There are only a few authors I return to time and again. Ian Fleming is naturally one, PG Wodehouse another. A third is George MacDonald Fraser. I can't remember how many times I've read the Flashman Papers, George MacDonald Fraser's series of adventures featuring Harry Flashman, a Victorian cad, scoundrel, poltroon and undeserving hero, but the novels, presented in the form of Flashman's memoirs, are becoming as dog-eared and well-thumbed as my Bond books.
I was re-reading the tenth volume in the series – Flashman and the Angel of the Lord (1994), in which Flashman reluctantly joins John Brown and takes part in the infamous raid at Harper's Ferry in 1859 that presaged the American Civil War – and was struck by a number of similarities between the book and the novel of Live and Let Die (1954).
For example, after a remarkable series of events, Flashman finds himself in Washington. Escaping from an organisation keen for him to join John Brown, Flashman hails a cab and is invited in by a mysterious woman already occupying it. Flashman tells her he's from Canada, to which the woman replies 'uh-huh'. Flashman remarks in his memoirs that uh-huh “is the most expressive word in the American language.” This brought to mind Felix Leiter's advice to James Bond in Live and Let Die that “you can get through any American conversation with 'yeah', 'nope' and 'sure'.”
While in New York, Flashman meets and is arrested by Allan Pinkerton, who founded his famous detective agency in 1852-3. (Felix Leiter would become a Pinkerton's agent in Diamonds are Forever.) In his cell, Flashman consumes a “disgusting luncheon consisting of a cake of fried chopped beef smothered in onions and train oil.” Flashman's first experience of a hamburger is rather different to Bond's. He describes his meal of “flat beef Hamburgers, medium-rare” (among other items) as “American cooking at its rare best.”

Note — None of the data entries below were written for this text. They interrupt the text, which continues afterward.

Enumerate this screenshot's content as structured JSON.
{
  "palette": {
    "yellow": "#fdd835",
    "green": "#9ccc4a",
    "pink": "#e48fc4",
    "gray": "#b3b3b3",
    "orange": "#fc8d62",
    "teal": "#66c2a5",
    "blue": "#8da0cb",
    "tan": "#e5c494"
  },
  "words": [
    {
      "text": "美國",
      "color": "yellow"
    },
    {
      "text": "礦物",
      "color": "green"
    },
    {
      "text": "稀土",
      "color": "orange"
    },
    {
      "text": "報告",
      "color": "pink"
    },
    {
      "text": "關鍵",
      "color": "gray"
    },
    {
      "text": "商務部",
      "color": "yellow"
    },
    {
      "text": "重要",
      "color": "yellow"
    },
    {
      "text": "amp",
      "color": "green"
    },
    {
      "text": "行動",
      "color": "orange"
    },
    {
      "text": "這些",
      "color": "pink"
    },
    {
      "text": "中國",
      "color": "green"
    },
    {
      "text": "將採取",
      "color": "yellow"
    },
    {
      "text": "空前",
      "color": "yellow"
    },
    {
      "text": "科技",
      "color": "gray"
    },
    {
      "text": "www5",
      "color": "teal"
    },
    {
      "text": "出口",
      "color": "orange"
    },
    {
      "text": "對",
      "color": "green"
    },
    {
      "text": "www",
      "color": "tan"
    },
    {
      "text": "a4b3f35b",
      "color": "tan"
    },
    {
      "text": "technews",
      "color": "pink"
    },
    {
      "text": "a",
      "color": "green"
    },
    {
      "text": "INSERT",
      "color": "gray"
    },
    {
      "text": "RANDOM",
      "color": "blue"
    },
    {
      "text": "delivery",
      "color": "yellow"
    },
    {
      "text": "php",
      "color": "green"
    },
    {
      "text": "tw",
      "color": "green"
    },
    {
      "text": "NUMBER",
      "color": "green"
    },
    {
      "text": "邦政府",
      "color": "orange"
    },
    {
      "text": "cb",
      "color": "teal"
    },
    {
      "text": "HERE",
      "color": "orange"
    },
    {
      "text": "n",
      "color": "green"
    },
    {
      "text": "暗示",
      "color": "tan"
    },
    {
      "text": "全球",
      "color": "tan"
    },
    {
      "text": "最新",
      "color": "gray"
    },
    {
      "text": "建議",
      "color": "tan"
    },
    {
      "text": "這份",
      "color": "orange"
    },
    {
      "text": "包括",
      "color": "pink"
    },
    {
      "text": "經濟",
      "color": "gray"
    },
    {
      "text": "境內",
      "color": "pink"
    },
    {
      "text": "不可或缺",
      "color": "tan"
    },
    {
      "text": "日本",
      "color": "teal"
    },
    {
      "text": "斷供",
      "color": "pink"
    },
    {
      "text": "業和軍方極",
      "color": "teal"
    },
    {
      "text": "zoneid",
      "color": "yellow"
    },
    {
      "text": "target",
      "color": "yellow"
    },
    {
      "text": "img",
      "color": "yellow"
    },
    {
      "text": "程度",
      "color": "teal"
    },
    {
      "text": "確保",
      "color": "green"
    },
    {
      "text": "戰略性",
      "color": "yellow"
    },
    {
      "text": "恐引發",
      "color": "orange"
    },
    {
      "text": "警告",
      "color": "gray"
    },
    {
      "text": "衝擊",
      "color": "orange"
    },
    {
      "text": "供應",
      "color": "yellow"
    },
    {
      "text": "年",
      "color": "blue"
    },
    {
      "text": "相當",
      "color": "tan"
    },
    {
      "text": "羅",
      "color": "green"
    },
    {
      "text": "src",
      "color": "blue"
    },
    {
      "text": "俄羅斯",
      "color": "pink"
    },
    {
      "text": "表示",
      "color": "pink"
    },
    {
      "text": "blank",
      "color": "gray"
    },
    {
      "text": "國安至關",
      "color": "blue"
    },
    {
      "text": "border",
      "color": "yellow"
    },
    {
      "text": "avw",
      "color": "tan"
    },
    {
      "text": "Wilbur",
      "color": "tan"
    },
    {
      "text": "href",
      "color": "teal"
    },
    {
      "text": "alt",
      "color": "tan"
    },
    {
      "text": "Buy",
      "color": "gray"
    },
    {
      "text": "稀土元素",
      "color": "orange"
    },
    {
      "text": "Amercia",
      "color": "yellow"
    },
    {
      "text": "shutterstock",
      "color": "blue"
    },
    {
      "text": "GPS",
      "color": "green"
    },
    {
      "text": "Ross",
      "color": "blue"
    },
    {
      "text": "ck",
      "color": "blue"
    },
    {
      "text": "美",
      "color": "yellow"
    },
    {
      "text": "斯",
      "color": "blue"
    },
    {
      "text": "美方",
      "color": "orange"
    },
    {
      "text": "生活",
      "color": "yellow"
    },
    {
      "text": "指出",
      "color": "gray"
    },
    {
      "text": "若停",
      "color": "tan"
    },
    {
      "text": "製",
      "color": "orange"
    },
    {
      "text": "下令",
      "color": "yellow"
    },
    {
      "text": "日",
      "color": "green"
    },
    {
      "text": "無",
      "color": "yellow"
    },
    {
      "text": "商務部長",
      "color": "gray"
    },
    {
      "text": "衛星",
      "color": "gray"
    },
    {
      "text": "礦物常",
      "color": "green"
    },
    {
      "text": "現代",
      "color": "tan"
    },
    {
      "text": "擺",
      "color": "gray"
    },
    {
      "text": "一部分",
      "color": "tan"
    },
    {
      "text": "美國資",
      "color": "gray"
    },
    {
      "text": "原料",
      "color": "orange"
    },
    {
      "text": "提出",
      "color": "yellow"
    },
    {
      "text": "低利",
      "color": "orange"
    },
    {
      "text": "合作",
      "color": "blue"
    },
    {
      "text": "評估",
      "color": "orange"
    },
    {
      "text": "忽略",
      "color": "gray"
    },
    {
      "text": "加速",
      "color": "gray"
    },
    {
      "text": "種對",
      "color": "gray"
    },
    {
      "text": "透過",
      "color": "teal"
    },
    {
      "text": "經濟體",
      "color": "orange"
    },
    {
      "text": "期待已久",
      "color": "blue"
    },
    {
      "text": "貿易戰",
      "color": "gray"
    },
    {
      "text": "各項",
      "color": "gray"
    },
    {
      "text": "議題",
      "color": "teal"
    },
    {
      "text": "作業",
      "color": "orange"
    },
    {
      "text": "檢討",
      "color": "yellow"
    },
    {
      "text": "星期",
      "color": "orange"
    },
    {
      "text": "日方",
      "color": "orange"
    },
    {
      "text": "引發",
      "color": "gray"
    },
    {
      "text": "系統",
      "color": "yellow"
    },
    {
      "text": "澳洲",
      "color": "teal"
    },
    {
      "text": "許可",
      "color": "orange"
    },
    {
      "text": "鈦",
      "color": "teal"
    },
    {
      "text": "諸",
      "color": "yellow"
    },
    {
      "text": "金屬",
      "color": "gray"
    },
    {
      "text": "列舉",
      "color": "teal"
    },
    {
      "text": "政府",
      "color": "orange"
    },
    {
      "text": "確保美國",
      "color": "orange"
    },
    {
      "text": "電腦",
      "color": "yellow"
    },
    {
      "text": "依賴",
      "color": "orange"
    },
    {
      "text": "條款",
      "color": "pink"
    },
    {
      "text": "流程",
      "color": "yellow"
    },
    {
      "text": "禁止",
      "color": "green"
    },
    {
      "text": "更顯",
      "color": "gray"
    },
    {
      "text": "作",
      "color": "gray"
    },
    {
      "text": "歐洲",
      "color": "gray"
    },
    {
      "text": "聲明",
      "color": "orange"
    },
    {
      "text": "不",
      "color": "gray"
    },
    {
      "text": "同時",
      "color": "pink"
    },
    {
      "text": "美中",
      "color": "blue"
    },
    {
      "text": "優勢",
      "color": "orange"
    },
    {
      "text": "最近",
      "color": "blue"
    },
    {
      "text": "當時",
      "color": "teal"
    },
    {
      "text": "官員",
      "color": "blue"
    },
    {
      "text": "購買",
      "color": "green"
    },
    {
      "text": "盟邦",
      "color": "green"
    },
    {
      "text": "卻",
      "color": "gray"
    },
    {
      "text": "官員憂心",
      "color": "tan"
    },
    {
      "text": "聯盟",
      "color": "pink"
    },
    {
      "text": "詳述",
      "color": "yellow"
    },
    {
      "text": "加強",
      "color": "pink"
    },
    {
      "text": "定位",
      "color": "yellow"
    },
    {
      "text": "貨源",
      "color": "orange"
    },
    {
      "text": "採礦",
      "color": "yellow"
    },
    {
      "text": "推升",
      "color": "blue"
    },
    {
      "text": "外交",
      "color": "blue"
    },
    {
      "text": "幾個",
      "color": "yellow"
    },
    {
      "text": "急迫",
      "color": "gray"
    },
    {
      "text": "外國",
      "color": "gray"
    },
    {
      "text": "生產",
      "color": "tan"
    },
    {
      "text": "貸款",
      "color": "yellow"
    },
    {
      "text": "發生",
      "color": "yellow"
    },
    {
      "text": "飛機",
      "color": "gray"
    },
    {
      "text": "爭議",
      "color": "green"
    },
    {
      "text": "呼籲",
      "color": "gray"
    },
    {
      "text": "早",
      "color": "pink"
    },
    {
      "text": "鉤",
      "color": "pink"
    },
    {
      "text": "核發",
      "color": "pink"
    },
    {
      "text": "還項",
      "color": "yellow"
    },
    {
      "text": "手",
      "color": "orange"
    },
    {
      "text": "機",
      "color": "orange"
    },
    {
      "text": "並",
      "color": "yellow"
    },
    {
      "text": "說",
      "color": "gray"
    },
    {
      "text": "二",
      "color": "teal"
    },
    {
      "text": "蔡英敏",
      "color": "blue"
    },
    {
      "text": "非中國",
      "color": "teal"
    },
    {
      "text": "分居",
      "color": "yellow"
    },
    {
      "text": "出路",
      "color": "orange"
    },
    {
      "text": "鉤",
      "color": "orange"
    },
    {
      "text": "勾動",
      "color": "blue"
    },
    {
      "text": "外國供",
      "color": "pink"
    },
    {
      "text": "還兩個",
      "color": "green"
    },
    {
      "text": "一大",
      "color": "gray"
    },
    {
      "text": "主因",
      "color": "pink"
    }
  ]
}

Earlier, while still in Washington, Flashman is dining in a restaurant and eavesdrops on the conversations of fellow diners. One conversation gives us a flavour of the political background in 1859, and George MacDonald Fraser, through his writing, attempts to convey the accents and dialects that Flashman is likely to have heard. Inevitably, this reminded me of Bond and Leiter in Sugar Ray's in Harlem, where they listen to a couple's conversation so that Bond can get a feel of the accent and the colloquialisms. (Today, the passage makes rather uncomfortable reading, but Fleming was no doubt well intentioned.)
It also occurred to me that both Live and Let Die and Flashman and the Angel of the Lord feature secret organisations that have spies everywhere to keep tabs on the movements of the books' respective heroes. Mr Big has his Big Switchboard in the former, and while the latter introduces us to a secret network sympathetic to the southern states.
Live and Let Die and Flashman and the Angel of the Lord are very different novels, and the similarities may well be completely coincidental. But George MacDonald Fraser did, of course, co-write the screenplay of Octopussy, and his comic historical novel, The Reavers (2007), is packed with Bond references (the hero of the novel is the spy, Archie Noble, who, as head of Station B for Border, is ‘licensed to slay’, and a ‘double-nought operative'). It is not impossible that as a Bond aficionado, George MacDonald Fraser alluded to the Bond books in some of his other work.